Il corpo nell’anima. Henri Bergson e la filosofia della mente di Alfonso Lanzieri / Marco Ivaldo (Prefazione)/ Riccardo Manzotti (Postfazione)
di Camilla G. Iannacci
IL TEMPO IMMAGINARIO: L’ATEMPORALITÀ
La “corrispondenza di amorosi sensi” tra Filosofia, Letteratura, Arte e Fisica, è presente da “Alla ricerca del tempo perduto di Proust” a l’”Ulisse” di Joyce, alla Fisica: nel primo caso la durée e la memoria dominano le pagine mentre il flusso di coscienza dell’irlandese travolge il lettore, nel caso della fisica il tempo terrestre, nel buco nero, si annulla: assume uno status del tutto differente dalla temporalità che sperimentiamo nella nostra vita tanto da poter parlare di una dimensione “altra” ove non vige il presente, il passato ed il futuro e il tempo diventa “immaginario”.
COSCIENZA E MEMORIA
Le “immagini” di Bergson sono le cose di cui parla Proust: invisibili muri mutano posto in relatività alla forma della stanza immaginata – intorno alle tenebre – e – prima che il pensiero riconosca l’abitazione – si ha il ricordo di ogni ambiente, il letto, le porte, l’esposizione delle finestre che si ritrovano al risveglio: la memoria, nel dormiveglia, come un chiasma.

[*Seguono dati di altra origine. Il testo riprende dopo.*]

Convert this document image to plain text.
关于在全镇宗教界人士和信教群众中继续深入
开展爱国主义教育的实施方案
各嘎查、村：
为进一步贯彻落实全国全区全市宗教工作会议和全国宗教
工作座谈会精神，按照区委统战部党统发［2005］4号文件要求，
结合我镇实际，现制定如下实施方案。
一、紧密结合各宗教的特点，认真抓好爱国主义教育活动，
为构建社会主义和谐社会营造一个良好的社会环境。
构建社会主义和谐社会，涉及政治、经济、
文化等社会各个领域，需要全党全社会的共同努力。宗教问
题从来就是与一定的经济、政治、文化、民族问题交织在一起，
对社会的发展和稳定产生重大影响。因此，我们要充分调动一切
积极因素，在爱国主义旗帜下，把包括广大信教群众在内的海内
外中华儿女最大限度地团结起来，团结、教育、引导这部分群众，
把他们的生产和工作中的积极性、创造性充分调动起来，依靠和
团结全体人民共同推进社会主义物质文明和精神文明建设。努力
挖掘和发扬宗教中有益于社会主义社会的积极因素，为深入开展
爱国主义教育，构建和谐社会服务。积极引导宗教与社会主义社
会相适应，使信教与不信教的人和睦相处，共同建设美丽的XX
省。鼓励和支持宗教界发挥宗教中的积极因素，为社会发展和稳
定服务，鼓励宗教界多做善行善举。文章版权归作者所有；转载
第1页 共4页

IL TEMPO PRUSTIANO OVVERO DELLA MEMORIA E DELLE IMMAGINI
«Il fatto che lo scampanellio c’era sempre e che così, tra di esso e l’istante presente, c’era tutto questo passato trascorso in modo indefinito, che io non sapevo di portare con me. Quando c’era stato lo scampanellio io esistevo già e, in seguito, perché io lo udissi ancora, era necessario che non ci fosse stata discontinuità, che neanche per un istante io prendessi riposo, io cessassi di esistere, di pensare, di avere coscienza di me».
«Mi portai alle labbra un cucchiaino di tè dove avevo lasciato ammorbidire un pezzetto di madeleine. Ma, nello stesso istante in cui quel sorso frammisto alle briciole del dolce toccò il mio palato, trasalii, attento a qualcosa di straordinario che accadeva dentro di me.
Un piacere delizioso mi aveva invaso, isolato, senza nozione della sua causa. Di colpo, m’aveva reso indifferenti le vicissitudini della vita, inoffensivi i suoi disastri, illusoria la sua brevità, allo stesso modo in cui agisce l’amore, colmandomi di un’essenza preziosa: o meglio, questa essenza non era in me, era me stesso.
Avevo cessato di sentirmi mediocre, contingente, mortale. Donde mi era potuta venire questa gioia potente? Sentivo che era legata al sapore del tè e del dolce, ma lo sorpassava incommensurabilmente, non doveva essere della stessa natura. Donde veniva? Che significava? Dove afferrarla?
Bevo un secondo sorso, in cui non trovo nulla di più che nel primo, un terzo che mi dà un po’ meno del secondo. È tempo che mi fermi, la virtù della bevanda sembra diminuire.
È chiaro, la verità che cerco non è in essa, ma in me. Il tè l’ha risvegliata, ma non la conosce, e non può che ripetere indefinitamente, con sempre minor forza, quella stessa testimonianza che io non riesco a interpretare e che vorrei almeno potergli chiedere di nuovo e ritrovare intatta, a mia disposizione, fra poco, per una spiegazione decisiva.
Depongo la tazza e mi rivolgo al mio spirito. È compito suo trovare la verità. Ma come? Grave incertezza, ogni volta che lo spirito si sente sorpassato da sé medesimo; quando lui, il ricercatore, è al tempo stesso anche il paese oscuro dove deve cercare e dove tutto il suo bagaglio non gli servirà a nulla.
Cercare? non soltanto: creare. È di fronte a qualcosa che non esiste ancora e che solo lui può rendere reale, e poi far entrare nel raggio della sua luce».
CONCLUSIONE
Siamo cose e memoria: Bergson e Proust ritrovati per trovare sé stessi.